彗星の物語

第1話 薔薇が不機嫌に咲いていた

 放課後ってのはやることが各々決まってる。


 全校生徒の大半は部活だ。

 球を打ったり蹴ったり、パソコンがちゃがちゃ、文を読み書き、あるいは楽器を奏でて忙しく活動している。

 あるいは帰りたくない一心で友人と談笑し、付き合ってるやつらはベンチに座って見つめ合ってやがる。

 部活以外の生徒はそういった親睦やら恋やらを深めるため、地に根を生やして日が暮れるまで居残る。


 俺は帰宅部だ。


 ただの帰宅部員ではなく、帰宅することに誇りを持つ全国屈指のエリート。

 だらだらと時間を無駄にする同級生たちとは違い、俺の帰りを待つ家族のためにも、全国の帰宅部員の面目のためにも、俺は大きな誇りを胸に陸上選手も腰を抜かす速度で帰宅する。


 だが非常に残念なことに帰宅部は事実上存在しない、架空の組織に近い。

 だから「俺の名前は榊木さかきすい、高校2年生。最強の帰宅部員だ」と名乗ったところで生徒指導室送りか、両親が召喚されるか、最悪病院送りで一生クスリ漬けの毎日を送ることになる。それは絶対に嫌だ。

 しかし怯えることはない。
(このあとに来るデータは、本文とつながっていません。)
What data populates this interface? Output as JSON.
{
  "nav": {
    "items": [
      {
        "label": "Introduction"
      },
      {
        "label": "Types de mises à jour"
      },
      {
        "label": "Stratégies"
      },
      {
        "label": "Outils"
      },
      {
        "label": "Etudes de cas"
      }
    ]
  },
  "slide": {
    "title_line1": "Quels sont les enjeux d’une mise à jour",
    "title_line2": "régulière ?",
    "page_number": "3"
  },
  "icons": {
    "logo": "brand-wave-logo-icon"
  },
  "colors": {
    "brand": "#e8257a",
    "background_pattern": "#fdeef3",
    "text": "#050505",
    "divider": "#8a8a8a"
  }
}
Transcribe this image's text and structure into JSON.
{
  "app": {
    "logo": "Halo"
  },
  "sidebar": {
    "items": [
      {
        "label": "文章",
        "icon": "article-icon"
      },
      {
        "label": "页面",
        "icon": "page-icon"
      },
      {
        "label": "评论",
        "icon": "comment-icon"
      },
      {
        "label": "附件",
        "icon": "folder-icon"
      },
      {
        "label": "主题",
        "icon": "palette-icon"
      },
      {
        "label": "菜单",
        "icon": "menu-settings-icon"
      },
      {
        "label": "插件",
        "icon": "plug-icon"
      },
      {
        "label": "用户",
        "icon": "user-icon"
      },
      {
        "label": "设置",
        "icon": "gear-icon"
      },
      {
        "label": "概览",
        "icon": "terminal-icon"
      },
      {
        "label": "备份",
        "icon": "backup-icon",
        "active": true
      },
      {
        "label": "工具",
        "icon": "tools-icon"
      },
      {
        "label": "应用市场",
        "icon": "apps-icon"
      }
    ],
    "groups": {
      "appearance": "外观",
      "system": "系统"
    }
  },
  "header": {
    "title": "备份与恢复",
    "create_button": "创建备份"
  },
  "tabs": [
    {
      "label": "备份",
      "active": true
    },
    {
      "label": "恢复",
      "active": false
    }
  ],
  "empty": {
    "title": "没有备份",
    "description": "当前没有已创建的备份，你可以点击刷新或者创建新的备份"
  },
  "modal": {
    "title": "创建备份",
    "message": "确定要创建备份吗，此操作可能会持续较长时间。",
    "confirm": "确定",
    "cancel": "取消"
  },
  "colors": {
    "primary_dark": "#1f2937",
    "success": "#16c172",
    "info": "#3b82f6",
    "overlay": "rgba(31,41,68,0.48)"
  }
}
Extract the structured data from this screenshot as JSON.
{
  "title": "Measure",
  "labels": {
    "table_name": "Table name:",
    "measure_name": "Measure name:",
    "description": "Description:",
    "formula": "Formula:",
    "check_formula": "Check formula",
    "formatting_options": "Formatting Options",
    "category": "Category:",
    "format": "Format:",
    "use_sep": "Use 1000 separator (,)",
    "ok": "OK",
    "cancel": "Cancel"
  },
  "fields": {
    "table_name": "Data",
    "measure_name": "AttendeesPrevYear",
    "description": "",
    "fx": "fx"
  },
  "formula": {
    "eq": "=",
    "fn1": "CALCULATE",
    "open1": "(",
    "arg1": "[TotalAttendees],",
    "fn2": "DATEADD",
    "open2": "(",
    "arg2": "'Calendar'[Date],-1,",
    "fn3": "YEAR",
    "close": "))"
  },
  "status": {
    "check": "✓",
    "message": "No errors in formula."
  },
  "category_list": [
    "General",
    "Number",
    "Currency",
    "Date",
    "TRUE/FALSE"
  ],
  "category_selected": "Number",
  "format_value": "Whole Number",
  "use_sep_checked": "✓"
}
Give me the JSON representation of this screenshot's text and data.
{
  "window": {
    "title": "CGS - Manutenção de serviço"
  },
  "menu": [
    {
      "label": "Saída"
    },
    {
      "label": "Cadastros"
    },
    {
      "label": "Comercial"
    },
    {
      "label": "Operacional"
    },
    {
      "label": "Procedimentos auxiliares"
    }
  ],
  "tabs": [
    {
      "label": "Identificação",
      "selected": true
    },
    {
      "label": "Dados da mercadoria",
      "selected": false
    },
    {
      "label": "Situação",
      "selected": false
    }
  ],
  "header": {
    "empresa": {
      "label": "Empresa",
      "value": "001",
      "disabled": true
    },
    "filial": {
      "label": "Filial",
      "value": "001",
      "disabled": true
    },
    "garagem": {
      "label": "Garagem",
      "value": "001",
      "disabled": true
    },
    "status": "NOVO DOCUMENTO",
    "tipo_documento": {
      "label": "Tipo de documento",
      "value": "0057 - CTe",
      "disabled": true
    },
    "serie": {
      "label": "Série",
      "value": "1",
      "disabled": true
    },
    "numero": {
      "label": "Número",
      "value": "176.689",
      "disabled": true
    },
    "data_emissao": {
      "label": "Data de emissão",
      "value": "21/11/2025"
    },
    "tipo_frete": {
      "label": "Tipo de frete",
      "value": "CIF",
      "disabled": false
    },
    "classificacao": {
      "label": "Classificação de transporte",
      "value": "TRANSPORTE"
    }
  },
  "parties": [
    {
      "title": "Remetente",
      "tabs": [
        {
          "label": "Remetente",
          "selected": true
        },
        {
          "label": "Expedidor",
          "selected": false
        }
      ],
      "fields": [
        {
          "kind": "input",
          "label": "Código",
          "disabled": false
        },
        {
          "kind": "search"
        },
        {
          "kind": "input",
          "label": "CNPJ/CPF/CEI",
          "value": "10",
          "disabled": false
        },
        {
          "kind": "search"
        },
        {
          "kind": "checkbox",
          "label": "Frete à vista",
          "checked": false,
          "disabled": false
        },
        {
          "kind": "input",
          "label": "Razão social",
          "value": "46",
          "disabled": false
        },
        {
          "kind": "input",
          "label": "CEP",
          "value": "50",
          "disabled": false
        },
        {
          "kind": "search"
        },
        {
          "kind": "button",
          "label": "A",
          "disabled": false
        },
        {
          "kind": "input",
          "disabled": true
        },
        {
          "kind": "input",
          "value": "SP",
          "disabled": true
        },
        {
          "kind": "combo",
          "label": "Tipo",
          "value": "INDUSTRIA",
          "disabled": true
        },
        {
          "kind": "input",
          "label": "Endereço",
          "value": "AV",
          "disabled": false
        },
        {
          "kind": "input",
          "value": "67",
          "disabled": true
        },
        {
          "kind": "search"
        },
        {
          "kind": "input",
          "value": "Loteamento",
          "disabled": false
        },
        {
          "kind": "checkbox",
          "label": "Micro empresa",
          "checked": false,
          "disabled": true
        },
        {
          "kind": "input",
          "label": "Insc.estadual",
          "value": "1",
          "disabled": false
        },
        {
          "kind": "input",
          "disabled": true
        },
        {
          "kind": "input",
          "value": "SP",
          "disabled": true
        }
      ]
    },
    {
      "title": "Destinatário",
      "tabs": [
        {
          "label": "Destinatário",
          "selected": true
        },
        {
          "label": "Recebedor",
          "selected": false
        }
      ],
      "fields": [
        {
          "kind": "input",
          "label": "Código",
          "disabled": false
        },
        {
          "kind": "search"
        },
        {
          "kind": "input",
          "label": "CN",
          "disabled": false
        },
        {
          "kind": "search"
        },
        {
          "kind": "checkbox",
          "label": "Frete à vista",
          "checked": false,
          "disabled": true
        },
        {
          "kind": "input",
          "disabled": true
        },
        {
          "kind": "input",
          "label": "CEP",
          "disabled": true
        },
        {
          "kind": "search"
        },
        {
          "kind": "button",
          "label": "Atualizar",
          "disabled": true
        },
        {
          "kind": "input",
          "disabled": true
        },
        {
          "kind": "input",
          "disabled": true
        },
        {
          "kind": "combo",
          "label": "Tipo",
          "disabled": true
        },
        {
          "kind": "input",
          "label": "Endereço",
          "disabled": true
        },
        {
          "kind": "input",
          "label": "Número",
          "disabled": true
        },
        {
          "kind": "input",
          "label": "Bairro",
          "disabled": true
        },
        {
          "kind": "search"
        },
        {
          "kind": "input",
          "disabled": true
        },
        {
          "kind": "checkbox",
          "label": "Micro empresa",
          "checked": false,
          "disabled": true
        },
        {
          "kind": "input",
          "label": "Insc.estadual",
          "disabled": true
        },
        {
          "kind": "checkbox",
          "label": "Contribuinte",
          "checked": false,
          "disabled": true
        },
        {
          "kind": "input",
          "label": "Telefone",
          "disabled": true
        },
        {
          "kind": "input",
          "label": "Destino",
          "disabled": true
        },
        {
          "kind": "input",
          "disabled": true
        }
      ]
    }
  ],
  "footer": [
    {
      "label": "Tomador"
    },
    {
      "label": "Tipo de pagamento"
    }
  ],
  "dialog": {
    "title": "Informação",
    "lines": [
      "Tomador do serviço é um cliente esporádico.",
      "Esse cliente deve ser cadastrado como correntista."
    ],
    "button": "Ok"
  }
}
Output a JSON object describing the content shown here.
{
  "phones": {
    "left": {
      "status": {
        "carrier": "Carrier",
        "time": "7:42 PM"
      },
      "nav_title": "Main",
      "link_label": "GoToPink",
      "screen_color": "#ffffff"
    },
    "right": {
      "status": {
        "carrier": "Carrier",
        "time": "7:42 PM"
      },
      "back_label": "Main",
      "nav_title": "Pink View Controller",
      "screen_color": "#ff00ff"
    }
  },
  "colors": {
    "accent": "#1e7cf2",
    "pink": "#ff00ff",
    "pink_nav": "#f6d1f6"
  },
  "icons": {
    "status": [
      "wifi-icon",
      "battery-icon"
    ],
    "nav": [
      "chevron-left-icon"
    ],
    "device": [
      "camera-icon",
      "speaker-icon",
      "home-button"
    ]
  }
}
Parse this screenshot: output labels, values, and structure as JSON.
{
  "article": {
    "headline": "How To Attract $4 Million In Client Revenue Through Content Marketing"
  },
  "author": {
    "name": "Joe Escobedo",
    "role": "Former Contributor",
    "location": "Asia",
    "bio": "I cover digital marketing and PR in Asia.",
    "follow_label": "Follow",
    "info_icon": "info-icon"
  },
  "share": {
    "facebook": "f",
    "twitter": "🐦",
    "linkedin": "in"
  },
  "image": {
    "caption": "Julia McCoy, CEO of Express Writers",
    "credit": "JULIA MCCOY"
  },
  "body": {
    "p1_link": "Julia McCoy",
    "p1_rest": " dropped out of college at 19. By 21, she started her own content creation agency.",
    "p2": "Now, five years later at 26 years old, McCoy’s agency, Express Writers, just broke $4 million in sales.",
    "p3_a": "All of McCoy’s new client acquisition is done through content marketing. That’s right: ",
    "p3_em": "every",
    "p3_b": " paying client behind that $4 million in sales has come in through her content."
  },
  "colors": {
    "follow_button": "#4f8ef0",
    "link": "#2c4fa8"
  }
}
誇りを胸に灯していれば命は燃え続け、風に吹かれても消えることはないのだ。

 帰宅部員として切磋琢磨しつつ、社会的に破滅しないよう杜の都・仙台で高校生活を送っている。

 

 

 9月。

 放課後がやって来た。

 帰宅部の特権は時間だ。有意義に使える時間が他部より遥かに多い。

 時代遅れのやかましい監督もいないから最高に自由でストレスのない部活なのだが、なぜ人は帰宅部を選ばないどころか陰で嘲笑するのだろうか。帰宅部以外の部活が有意義ではないというわけじゃないが、家が一番だろう。


 そんなわけでクラウチングスタートをきめて廊下に出ようかと考えていたところに赤草先生が教室に現れた。


 赤草美月あかくさみつき


 保健室の住人、いわゆる「保健の先生」ってやつなのだが、あの人は――いや、あのお方はとんでもない美女なのだ。

 俺は赤草先生を視界に入れる度、あの柔和な雰囲気と美貌に文字通り釘付けとなり、先生を目に焼き付けるだけのロボットになる。きっと先生の香水は人を惑わす危険な成分がたっぷり入ってるに違いない。ちなみにその匂いを吸い込んで肺に収納しているのは秘密だ。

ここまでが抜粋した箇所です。